Green’s Dictionary of Slang

pally n.1

[pal n. (2)]

a direct term of address; intimacy is not mandatory.

[UK]Albert Chevalier ‘Our Little Nipper’ 🎵 ’E calls ‘mother ‘Sally,’ And ‘father ‘good old pally’.
[US]J.H. O’Hara Pal Joey 7: Well, pally, they will be billing me for stealing all their writing paper.
[Aus]R. Park Poor Man’s Orange 252: ‘She’s a whore!’ ‘Sure, pally.’.
[US]M. Spillane One Lonely Night 80: No ‘Aw’, pally. I’m not kidding around.
[SA]A. La Guma Walk in the Night (1968) 4: To hell with work. Work [...] where does it get you?
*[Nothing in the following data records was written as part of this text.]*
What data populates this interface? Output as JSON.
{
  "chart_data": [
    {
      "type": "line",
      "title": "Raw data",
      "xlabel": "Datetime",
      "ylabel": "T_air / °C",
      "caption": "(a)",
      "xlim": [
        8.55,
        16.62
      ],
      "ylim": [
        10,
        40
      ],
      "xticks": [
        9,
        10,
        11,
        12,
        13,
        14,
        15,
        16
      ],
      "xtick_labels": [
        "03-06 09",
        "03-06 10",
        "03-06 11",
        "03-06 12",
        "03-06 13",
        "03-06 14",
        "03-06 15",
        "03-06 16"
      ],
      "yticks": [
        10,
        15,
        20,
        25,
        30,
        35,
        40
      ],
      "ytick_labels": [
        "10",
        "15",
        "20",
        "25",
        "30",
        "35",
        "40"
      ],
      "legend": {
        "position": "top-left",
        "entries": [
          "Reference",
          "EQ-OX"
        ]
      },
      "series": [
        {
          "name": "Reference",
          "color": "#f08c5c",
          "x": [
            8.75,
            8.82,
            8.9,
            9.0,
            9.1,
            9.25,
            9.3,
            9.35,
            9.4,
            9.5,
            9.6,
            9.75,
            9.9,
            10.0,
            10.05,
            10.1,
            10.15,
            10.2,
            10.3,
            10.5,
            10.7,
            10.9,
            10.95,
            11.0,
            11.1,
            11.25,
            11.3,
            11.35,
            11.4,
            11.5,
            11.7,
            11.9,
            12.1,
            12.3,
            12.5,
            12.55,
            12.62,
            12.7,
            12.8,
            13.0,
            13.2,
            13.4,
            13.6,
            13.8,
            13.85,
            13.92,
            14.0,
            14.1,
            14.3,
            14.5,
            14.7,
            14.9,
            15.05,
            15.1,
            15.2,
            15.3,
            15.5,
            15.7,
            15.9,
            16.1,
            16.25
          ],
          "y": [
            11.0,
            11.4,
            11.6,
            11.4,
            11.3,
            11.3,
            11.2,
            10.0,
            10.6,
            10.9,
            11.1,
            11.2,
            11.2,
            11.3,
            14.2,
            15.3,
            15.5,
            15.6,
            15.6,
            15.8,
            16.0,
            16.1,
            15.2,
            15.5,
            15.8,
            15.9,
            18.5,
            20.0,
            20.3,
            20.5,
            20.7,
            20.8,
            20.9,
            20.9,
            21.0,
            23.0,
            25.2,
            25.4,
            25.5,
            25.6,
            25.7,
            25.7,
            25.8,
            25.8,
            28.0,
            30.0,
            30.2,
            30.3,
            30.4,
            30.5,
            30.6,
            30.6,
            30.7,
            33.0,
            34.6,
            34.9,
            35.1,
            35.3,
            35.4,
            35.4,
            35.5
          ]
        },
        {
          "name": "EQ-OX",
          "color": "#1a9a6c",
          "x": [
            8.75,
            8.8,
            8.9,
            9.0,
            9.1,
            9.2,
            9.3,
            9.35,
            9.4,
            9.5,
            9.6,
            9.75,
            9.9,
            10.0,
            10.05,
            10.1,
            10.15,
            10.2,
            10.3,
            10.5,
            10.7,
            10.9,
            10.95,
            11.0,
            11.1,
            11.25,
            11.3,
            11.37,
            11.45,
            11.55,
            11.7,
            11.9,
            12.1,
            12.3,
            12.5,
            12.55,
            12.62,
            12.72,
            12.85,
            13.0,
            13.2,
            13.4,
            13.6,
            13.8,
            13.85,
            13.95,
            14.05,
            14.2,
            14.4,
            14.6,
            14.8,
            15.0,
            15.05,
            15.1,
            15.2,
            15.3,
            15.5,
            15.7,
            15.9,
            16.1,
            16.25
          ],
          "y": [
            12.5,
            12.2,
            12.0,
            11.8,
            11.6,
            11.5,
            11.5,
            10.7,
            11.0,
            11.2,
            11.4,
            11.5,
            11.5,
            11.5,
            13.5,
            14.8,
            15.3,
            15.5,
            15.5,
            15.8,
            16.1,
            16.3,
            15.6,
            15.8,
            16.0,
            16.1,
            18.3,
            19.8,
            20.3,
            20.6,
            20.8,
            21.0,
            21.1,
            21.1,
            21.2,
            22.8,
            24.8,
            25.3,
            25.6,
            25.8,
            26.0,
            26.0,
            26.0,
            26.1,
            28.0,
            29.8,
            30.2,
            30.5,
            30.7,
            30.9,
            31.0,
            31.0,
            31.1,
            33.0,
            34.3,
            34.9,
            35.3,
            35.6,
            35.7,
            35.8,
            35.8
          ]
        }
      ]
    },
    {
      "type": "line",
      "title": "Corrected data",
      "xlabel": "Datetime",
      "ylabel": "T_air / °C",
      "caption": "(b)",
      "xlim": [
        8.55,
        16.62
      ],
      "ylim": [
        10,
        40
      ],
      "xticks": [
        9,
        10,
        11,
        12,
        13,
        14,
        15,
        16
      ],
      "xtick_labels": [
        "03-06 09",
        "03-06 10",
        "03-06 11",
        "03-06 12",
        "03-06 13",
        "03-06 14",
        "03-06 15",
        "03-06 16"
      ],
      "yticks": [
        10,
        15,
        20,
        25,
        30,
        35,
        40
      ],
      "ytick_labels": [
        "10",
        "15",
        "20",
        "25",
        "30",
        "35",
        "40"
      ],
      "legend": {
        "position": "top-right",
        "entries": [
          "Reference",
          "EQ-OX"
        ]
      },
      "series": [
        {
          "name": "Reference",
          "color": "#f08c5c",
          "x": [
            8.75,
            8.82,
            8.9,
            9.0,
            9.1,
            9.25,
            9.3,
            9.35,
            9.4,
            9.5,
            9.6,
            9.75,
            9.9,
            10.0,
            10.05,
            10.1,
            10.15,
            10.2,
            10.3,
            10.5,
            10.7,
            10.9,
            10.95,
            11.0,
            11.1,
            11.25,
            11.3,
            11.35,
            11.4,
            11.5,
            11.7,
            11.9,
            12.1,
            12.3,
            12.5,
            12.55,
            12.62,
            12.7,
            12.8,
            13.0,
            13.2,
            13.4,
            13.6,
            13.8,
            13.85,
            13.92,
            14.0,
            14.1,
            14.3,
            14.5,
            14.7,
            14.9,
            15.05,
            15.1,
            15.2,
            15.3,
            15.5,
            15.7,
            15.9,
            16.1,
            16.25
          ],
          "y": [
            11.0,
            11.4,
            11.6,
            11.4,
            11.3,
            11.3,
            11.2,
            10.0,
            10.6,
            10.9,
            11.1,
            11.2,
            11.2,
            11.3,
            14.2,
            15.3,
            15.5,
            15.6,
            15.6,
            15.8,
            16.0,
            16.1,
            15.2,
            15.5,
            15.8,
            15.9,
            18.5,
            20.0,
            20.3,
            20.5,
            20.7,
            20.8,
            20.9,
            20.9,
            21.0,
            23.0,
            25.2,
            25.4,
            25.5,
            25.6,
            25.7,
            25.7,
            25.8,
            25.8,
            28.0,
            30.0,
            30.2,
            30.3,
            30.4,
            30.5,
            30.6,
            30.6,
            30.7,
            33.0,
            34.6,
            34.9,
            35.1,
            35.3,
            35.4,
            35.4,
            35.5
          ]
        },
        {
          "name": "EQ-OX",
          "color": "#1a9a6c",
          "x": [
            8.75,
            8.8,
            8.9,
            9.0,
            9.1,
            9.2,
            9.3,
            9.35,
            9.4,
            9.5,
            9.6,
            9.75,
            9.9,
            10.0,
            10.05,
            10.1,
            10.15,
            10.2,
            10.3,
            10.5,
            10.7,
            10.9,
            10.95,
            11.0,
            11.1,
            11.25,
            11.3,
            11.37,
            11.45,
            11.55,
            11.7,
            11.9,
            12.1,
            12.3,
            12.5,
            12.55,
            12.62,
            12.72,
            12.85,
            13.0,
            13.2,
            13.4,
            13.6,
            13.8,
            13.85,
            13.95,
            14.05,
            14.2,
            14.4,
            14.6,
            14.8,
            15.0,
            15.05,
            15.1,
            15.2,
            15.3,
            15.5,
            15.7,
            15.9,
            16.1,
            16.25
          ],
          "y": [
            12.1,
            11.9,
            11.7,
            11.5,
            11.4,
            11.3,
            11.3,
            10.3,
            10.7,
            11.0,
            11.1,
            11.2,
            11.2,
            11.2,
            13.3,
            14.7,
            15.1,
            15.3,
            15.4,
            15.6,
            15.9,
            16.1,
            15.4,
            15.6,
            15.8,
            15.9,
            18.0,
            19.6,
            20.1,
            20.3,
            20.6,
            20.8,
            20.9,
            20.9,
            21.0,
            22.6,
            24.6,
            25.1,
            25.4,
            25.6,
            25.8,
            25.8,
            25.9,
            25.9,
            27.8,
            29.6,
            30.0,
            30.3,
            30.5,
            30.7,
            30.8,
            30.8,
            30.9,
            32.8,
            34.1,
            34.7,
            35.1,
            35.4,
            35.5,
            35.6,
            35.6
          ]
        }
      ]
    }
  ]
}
Not me, pally.
[US]‘Iceberg Slim’ Mama Black Widow 160: Later, Pally, I don’t know you.
[US]‘Iceberg Slim’ Airtight Willie and Me 31: Catch on, Pally?
[SA]C. Hope Separate Development 136: You know where’s the Swiss Cottage Roundhouse, pally?
[US]N. Tosches Where Dead Voices Gather (ms.) 43: This may not be the equivalent, perhaps, of a precise dating of the Magdalen Papyrus; but hey, pallie, after twenty years’ searching, it is no matter of mean potatoes, either.
[US]C. Stella Eddie’s World 102: I want that report before you take the ten, pally.
[US]C. Stella Charlie Opera 171: In case you don’t get it yet, pally, I’m not too concerned.